Marks could have used technology himself and Googled to find a few of the structural barriers he glances past. In just the past couple of months we’ve seen news that black students get suspended at a far higher rate for the same infractions as white students; that all but four of the students NYPD arrested this summer and fall were black or Latino; and that those poor black kids who evade the police-state in their schools and make it to college aren’t finding Marks’s easy-grab scholarships, since one in three of them owe more than $38,000.

As only artists can, my friend Lekan Jeyifo has been posting Marks-style prose on Facebook over the past couple of days. (This Nigerian-born, bongo-loc’ed illustrator and architect is also using Marks’s photo as his profile picture, but that’s another story.) My two favorites:

If I Was Trying Out For Varsity Basketball At Your Highschool – Forbes

I know becoming a star athlete at even the high school level can be extremely difficult.
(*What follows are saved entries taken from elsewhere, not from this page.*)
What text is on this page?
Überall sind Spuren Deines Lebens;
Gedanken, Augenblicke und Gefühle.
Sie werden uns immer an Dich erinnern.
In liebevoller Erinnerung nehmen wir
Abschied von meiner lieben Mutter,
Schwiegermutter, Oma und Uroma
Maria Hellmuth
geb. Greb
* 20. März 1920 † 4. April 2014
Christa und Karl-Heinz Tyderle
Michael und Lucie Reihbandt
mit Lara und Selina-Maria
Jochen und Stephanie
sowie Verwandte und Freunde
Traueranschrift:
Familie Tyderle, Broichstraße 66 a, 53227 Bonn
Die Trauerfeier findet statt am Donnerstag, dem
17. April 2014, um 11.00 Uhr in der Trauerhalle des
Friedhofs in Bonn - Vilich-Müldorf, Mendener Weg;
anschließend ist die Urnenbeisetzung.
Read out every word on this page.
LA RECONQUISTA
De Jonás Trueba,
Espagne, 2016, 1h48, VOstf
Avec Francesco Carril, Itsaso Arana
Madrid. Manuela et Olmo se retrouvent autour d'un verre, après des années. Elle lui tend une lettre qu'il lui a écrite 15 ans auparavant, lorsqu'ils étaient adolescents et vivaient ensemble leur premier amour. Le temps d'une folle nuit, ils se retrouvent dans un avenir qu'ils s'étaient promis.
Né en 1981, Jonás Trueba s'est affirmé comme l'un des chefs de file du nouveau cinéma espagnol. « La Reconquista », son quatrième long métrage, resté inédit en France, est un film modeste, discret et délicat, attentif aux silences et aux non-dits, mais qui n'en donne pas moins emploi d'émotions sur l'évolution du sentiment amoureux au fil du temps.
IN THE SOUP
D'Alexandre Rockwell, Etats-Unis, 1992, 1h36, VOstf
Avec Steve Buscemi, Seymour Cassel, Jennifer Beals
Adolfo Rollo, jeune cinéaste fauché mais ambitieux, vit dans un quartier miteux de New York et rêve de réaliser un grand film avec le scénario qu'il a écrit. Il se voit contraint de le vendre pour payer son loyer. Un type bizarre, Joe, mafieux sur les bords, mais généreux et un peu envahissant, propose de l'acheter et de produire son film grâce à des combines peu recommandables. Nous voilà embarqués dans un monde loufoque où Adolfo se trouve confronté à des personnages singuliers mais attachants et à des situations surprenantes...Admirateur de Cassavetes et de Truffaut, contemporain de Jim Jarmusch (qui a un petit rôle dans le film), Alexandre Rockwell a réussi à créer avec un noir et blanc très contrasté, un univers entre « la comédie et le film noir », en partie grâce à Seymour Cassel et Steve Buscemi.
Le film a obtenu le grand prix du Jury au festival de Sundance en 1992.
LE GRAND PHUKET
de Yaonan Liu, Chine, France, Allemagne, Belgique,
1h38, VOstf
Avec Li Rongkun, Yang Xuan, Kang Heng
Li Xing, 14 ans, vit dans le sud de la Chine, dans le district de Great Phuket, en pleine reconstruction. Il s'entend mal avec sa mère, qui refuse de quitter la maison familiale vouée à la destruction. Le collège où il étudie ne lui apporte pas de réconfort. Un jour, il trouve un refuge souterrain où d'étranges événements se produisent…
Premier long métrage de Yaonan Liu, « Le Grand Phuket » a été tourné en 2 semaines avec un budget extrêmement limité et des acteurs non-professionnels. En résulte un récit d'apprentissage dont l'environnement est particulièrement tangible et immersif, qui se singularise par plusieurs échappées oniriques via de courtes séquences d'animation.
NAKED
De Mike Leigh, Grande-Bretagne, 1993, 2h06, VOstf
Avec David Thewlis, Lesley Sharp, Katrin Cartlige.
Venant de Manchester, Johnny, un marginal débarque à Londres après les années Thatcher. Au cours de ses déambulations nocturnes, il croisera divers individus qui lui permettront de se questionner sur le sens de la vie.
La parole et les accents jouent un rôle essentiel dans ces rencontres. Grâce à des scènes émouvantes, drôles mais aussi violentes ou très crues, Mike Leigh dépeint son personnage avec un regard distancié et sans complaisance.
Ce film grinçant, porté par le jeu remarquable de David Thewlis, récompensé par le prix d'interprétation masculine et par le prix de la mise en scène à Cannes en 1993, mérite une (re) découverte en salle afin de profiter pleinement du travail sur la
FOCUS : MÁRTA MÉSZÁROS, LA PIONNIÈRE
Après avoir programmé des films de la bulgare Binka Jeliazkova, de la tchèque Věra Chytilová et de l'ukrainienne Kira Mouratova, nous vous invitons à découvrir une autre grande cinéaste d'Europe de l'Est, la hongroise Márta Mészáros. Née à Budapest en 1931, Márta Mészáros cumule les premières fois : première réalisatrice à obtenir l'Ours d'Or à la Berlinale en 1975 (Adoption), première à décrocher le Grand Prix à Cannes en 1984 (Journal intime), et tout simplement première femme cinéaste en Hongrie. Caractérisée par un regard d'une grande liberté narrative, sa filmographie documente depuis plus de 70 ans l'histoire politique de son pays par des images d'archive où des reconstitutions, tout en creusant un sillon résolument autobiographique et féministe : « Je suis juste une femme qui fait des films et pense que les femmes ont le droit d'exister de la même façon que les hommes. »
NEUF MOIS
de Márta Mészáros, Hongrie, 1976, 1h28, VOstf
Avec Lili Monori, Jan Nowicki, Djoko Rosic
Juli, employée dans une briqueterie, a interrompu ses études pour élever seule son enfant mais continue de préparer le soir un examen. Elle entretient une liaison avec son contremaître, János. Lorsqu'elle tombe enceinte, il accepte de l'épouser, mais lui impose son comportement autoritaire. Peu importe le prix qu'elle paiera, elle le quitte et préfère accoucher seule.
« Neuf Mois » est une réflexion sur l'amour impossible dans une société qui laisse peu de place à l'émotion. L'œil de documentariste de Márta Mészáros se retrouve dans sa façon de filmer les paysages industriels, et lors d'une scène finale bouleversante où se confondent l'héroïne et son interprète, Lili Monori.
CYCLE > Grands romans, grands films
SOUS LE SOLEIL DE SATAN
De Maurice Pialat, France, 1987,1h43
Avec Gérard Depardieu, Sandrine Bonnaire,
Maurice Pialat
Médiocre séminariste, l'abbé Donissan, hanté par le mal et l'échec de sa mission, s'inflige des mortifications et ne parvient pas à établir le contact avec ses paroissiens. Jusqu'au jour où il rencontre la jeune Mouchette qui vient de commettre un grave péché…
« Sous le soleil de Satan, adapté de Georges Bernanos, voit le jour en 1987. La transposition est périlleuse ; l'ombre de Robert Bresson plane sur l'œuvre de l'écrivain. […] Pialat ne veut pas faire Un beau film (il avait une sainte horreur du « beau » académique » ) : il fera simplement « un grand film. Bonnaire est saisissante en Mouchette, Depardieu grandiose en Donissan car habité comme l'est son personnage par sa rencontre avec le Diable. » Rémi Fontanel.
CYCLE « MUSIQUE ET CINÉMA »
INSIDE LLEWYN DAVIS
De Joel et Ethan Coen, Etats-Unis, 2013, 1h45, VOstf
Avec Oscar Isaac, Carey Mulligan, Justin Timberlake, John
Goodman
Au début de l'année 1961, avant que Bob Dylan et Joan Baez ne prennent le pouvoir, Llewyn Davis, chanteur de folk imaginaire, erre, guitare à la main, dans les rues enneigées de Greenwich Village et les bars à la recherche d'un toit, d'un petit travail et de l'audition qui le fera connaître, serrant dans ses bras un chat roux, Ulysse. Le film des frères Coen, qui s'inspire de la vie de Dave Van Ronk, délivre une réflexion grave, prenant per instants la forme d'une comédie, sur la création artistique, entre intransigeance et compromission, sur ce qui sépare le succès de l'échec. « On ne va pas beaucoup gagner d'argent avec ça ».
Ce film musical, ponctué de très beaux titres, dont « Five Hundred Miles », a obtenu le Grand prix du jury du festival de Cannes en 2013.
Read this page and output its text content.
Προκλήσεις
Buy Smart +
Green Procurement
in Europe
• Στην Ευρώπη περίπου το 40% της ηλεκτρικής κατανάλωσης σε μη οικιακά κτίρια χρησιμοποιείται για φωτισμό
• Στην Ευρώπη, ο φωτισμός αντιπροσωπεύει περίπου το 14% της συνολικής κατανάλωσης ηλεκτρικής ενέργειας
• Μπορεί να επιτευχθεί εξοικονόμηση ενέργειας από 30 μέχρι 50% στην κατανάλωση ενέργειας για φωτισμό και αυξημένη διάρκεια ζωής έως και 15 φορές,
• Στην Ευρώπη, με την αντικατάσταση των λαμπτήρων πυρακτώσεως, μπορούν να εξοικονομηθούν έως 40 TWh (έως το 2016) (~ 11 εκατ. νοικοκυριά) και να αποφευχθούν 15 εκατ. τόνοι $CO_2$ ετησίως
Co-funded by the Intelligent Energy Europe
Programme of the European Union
But that doesn’t mean that a woefully uncoordinated and morbidly obese child that has been home-schooled since 3 years of age can’t become the next Lebron James in today’s society…

If I Was Married To Your Wife – Forbes

I know maintaining a marriage is hard, believe me. But that doesn’t mean that attaining a healthy passionate and companionable relationship is out of your grasp. And no, I am not married, I am actually single…and also a male prostitute. But if I were married to your wife, I would love her better than you. Heck. I would make love to her better than you. I would make use of all of the tantric materials available in our public libraries and would learn how to bring her to orgasm by glancing at her. If I was married to your wife…

Lek’s satirical paragraphs speak more truth about structural inequality than Marks’s entire column. Given the gravity of the topic, that’s scary as hell.